Cin şişeden çıktı artık
Bu işin bir de malzeme, teçhizat ekipman tarafı var. Yani TSK’da Mehmetçiğin fedakârlığı, kahramanlığı, yiğitliği ün salmış tamamda, teçhizat olmadan da bir yere varmak mümkün değil. Savunma sanayiiyle ilgili şu anda Mehmetçiğin, TSK’nın ihtiyacı olan silah, teçhizat, mühimmatı yurt dışından alalım derseniz vermiyorlar. Doğrudan vermem de demiyorlar, ‘siz bir yazın bakarız’ diyorlar. Yazıyoruz aylar geçiyor, soruyoruz bir daha yazın diyorlar. Bu şekilde olayları sürüncemede bırakarak bizim ihtiyacımız olanları vermemekte ısrar ediyorlar.

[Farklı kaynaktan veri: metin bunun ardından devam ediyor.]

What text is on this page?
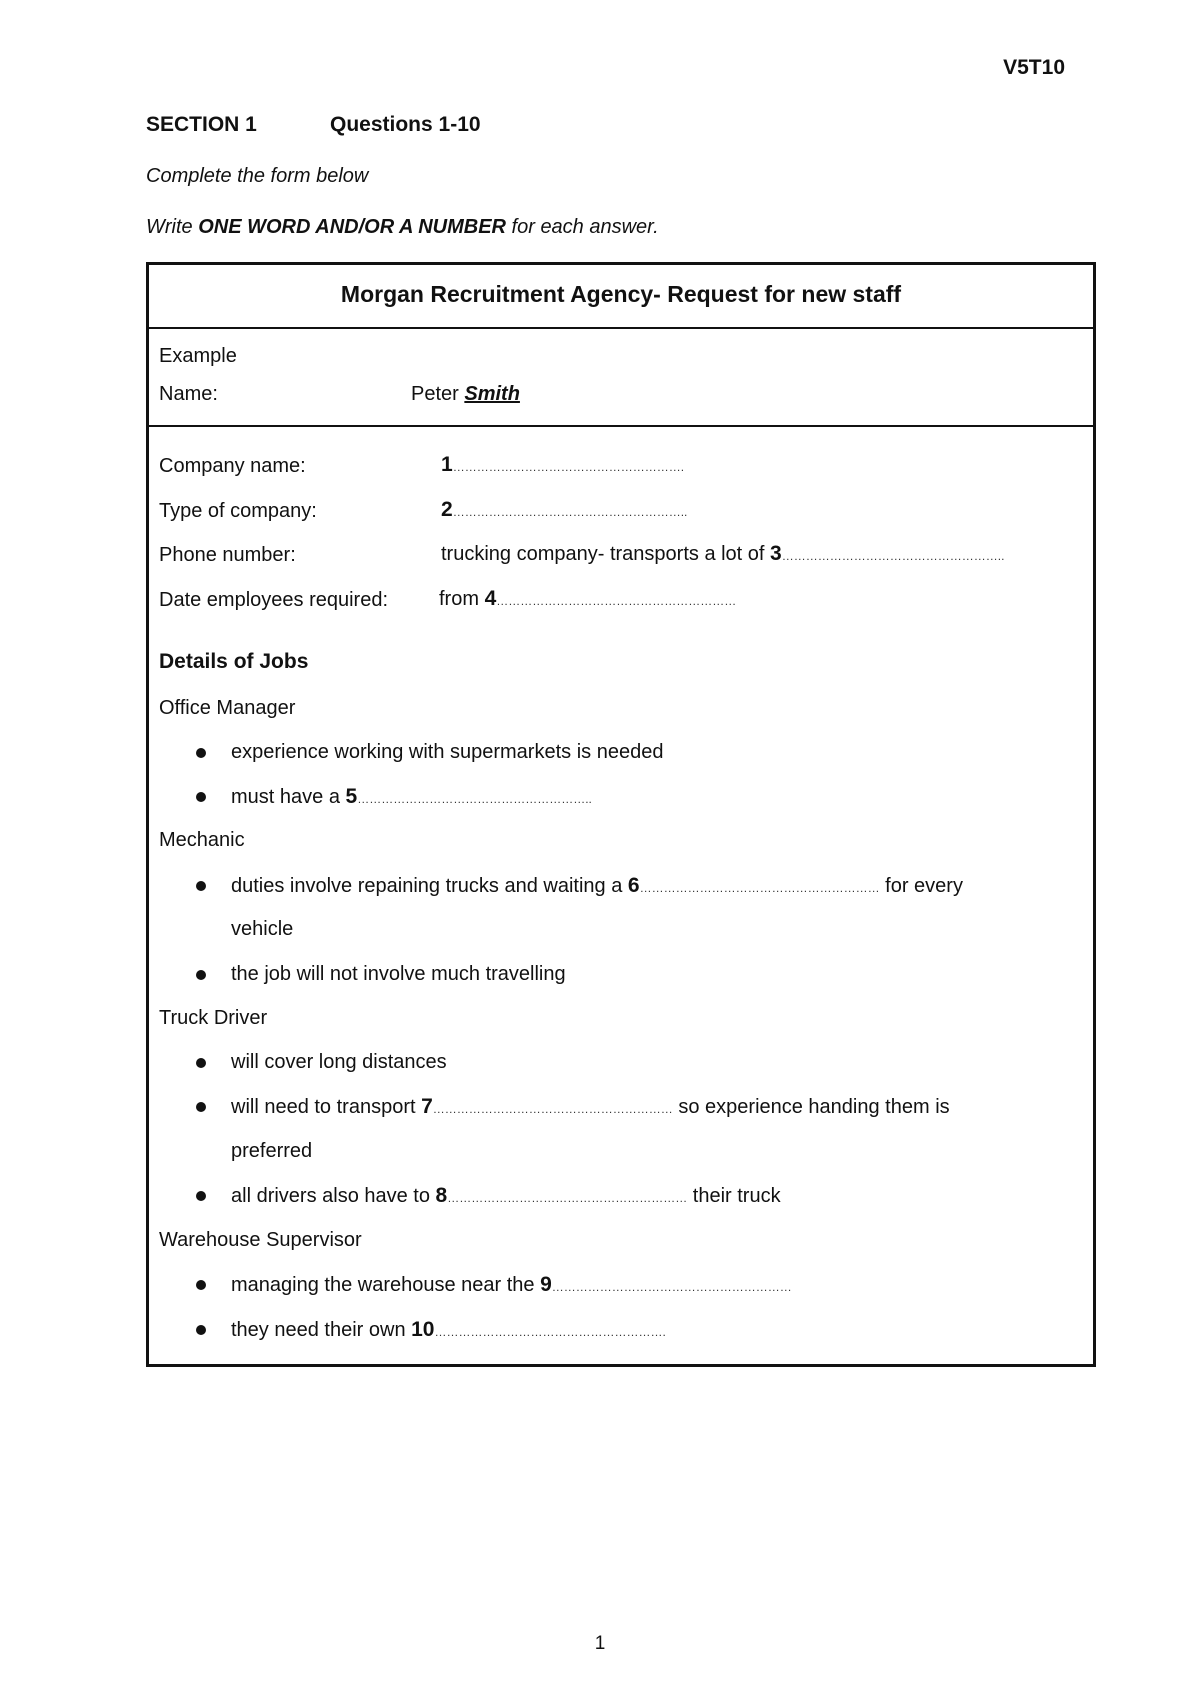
V5T10
SECTION 1	Questions 1-10
Complete the form below
Write ONE WORD AND/OR A NUMBER for each answer.
Morgan Recruitment Agency- Request for new staff
Example
Name:	Peter Smith
Company name:	1………………………………………………….
Type of company:	2…………………………………………………..
Phone number:	trucking company- transports a lot of 3………………………………………………..
Date employees required:	from 4……………………………………………………
Details of Jobs
Office Manager
experience working with supermarkets is needed
must have a 5…………………………………………………..
Mechanic
duties involve repaining trucks and waiting a 6…………………………………………………… for every
vehicle
the job will not involve much travelling
Truck Driver
will cover long distances
will need to transport 7…………………………………………………… so experience handing them is
preferred
all drivers also have to 8…………………………………………………… their truck
Warehouse Supervisor
managing the warehouse near the 9……………………………………………………
they need their own 10………………………………………………….
1
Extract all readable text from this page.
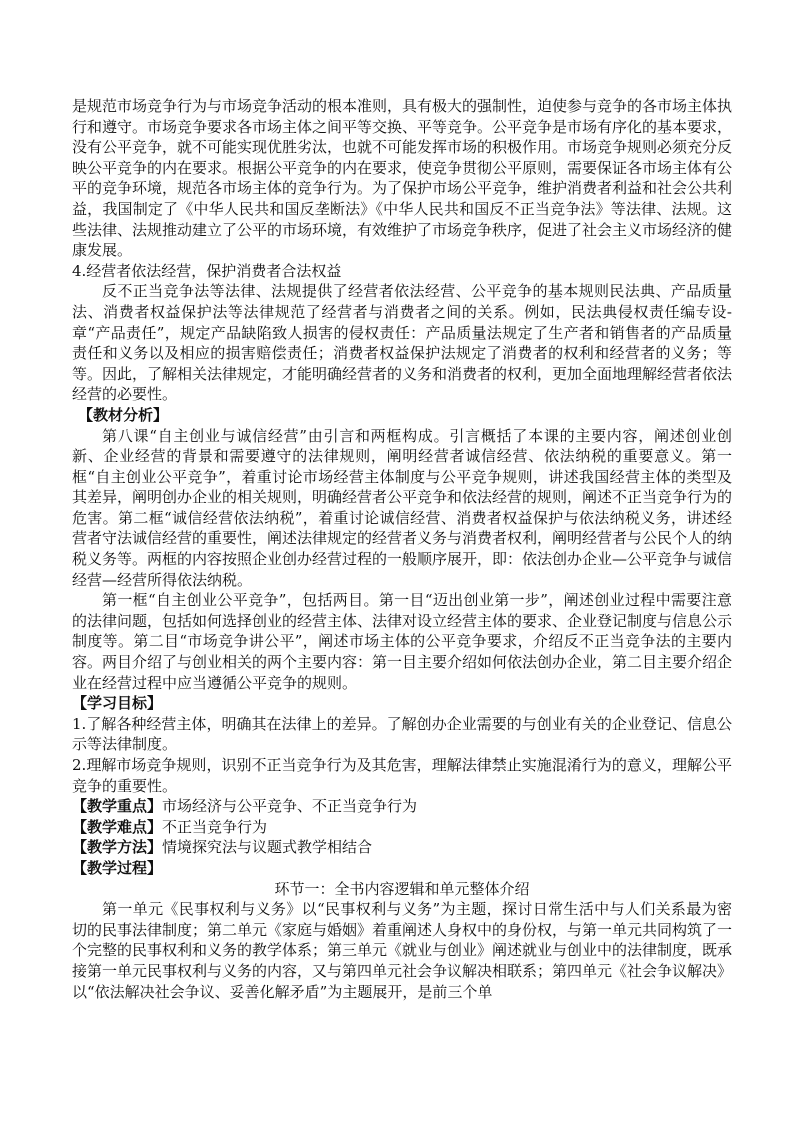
是规范市场竞争行为与市场竞争活动的根本准则，具有极大的强制性，迫使参与竞争的各市场主体执行和遵守。市场竞争要求各市场主体之间平等交换、平等竞争。公平竞争是市场有序化的基本要求，没有公平竞争，就不可能实现优胜劣汰，也就不可能发挥市场的积极作用。市场竞争规则必须充分反映公平竞争的内在要求。根据公平竞争的内在要求，使竞争贯彻公平原则，需要保证各市场主体有公平的竞争环境，规范各市场主体的竞争行为。为了保护市场公平竞争，维护消费者利益和社会公共利益，我国制定了《中华人民共和国反垄断法》《中华人民共和国反不正当竞争法》等法律、法规。这些法律、法规推动建立了公平的市场环境，有效维护了市场竞争秩序，促进了社会主义市场经济的健康发展。

4.经营者依法经营，保护消费者合法权益

反不正当竞争法等法律、法规提供了经营者依法经营、公平竞争的基本规则民法典、产品质量法、消费者权益保护法等法律规范了经营者与消费者之间的关系。例如，民法典侵权责任编专设-章“产品责任”，规定产品缺陷致人损害的侵权责任：产品质量法规定了生产者和销售者的产品质量责任和义务以及相应的损害赔偿责任；消费者权益保护法规定了消费者的权利和经营者的义务；等等。因此，了解相关法律规定，才能明确经营者的义务和消费者的权利，更加全面地理解经营者依法经营的必要性。

【教材分析】

第八课“自主创业与诚信经营”由引言和两框构成。引言概括了本课的主要内容，阐述创业创新、企业经营的背景和需要遵守的法律规则，阐明经营者诚信经营、依法纳税的重要意义。第一框“自主创业公平竞争”，着重讨论市场经营主体制度与公平竞争规则，讲述我国经营主体的类型及其差异，阐明创办企业的相关规则，明确经营者公平竞争和依法经营的规则，阐述不正当竞争行为的危害。第二框“诚信经营依法纳税”，着重讨论诚信经营、消费者权益保护与依法纳税义务，讲述经营者守法诚信经营的重要性，阐述法律规定的经营者义务与消费者权利，阐明经营者与公民个人的纳税义务等。两框的内容按照企业创办经营过程的一般顺序展开，即：依法创办企业—公平竞争与诚信经营—经营所得依法纳税。

第一框“自主创业公平竞争”，包括两目。第一目“迈出创业第一步”，阐述创业过程中需要注意的法律问题，包括如何选择创业的经营主体、法律对设立经营主体的要求、企业登记制度与信息公示制度等。第二目“市场竞争讲公平”，阐述市场主体的公平竞争要求，介绍反不正当竞争法的主要内容。两目介绍了与创业相关的两个主要内容：第一目主要介绍如何依法创办企业，第二目主要介绍企业在经营过程中应当遵循公平竞争的规则。

【学习目标】

1.了解各种经营主体，明确其在法律上的差异。了解创办企业需要的与创业有关的企业登记、信息公示等法律制度。

2.理解市场竞争规则，识别不正当竞争行为及其危害，理解法律禁止实施混淆行为的意义，理解公平竞争的重要性。

【教学重点】市场经济与公平竞争、不正当竞争行为

【教学难点】不正当竞争行为

【教学方法】情境探究法与议题式教学相结合

【教学过程】

环节一：全书内容逻辑和单元整体介绍

第一单元《民事权利与义务》以“民事权利与义务”为主题，探讨日常生活中与人们关系最为密切的民事法律制度；第二单元《家庭与婚姻》着重阐述人身权中的身份权，与第一单元共同构筑了一个完整的民事权利和义务的教学体系；第三单元《就业与创业》阐述就业与创业中的法律制度，既承接第一单元民事权利与义务的内容，又与第四单元社会争议解决相联系；第四单元《社会争议解决》以“依法解决社会争议、妥善化解矛盾”为主题展开，是前三个单
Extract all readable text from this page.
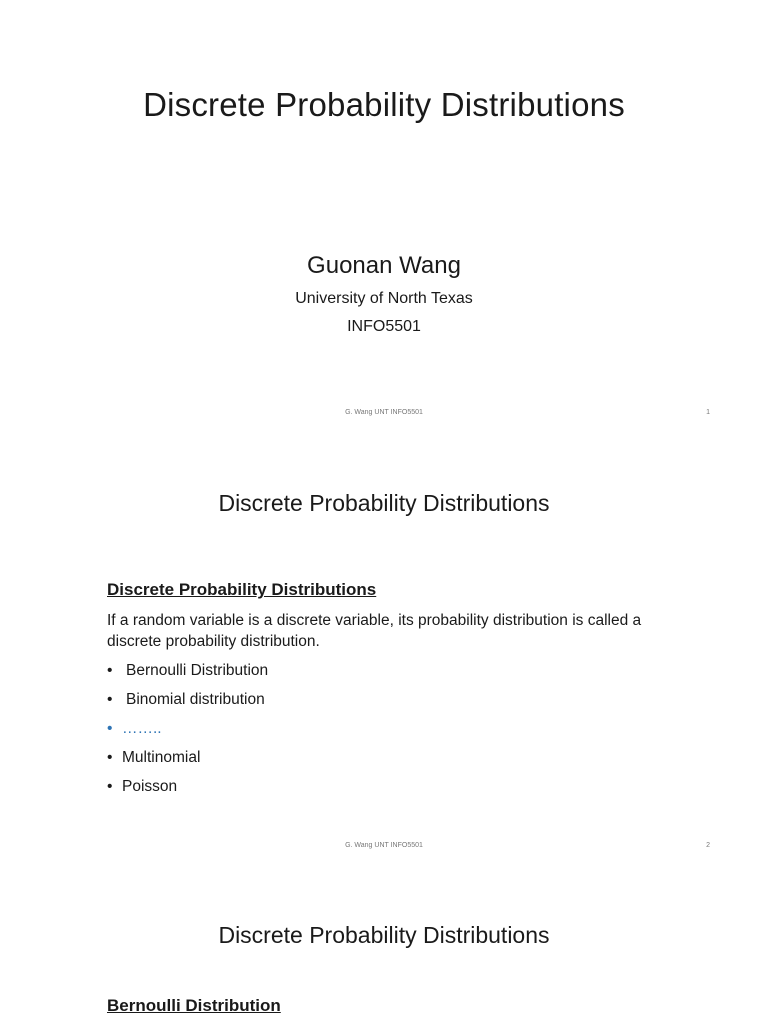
Discrete Probability Distributions

Guonan Wang

University of North Texas

INFO5501

G. Wang UNT INFO5501	1
Discrete Probability Distributions
Discrete Probability Distributions

If a random variable is a discrete variable, its probability distribution is called a discrete probability distribution.

• Bernoulli Distribution
• Binomial distribution
• ……..
• Multinomial
• Poisson
G. Wang UNT INFO5501	2
Discrete Probability Distributions
Bernoulli Distribution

Onun için bizim kendi göbeğimizi kesmek mecburiyetimiz var. Bu bir lüks ya da seçim değil, mecburiyet. Aksi halde bekamız tehlikededir. Bizim hiç olmazsa silahlı kuvvetlerimizin temel ihtiyaçlarını karşılayabilecek durumda olmamız lazım. Buna çalışıyoruz, savunma sanayiinde yerli ve millilik oranı yüzde 80’e geldi, dayandı. Bundan sonrası daha da çetin. Çünkü daha ileri, daha yüksek teknoloji. Bunda da azimliyiz, kararlıyız... Cin şişeden çıktı. Artık yapamam edemem öyle bir şey yok.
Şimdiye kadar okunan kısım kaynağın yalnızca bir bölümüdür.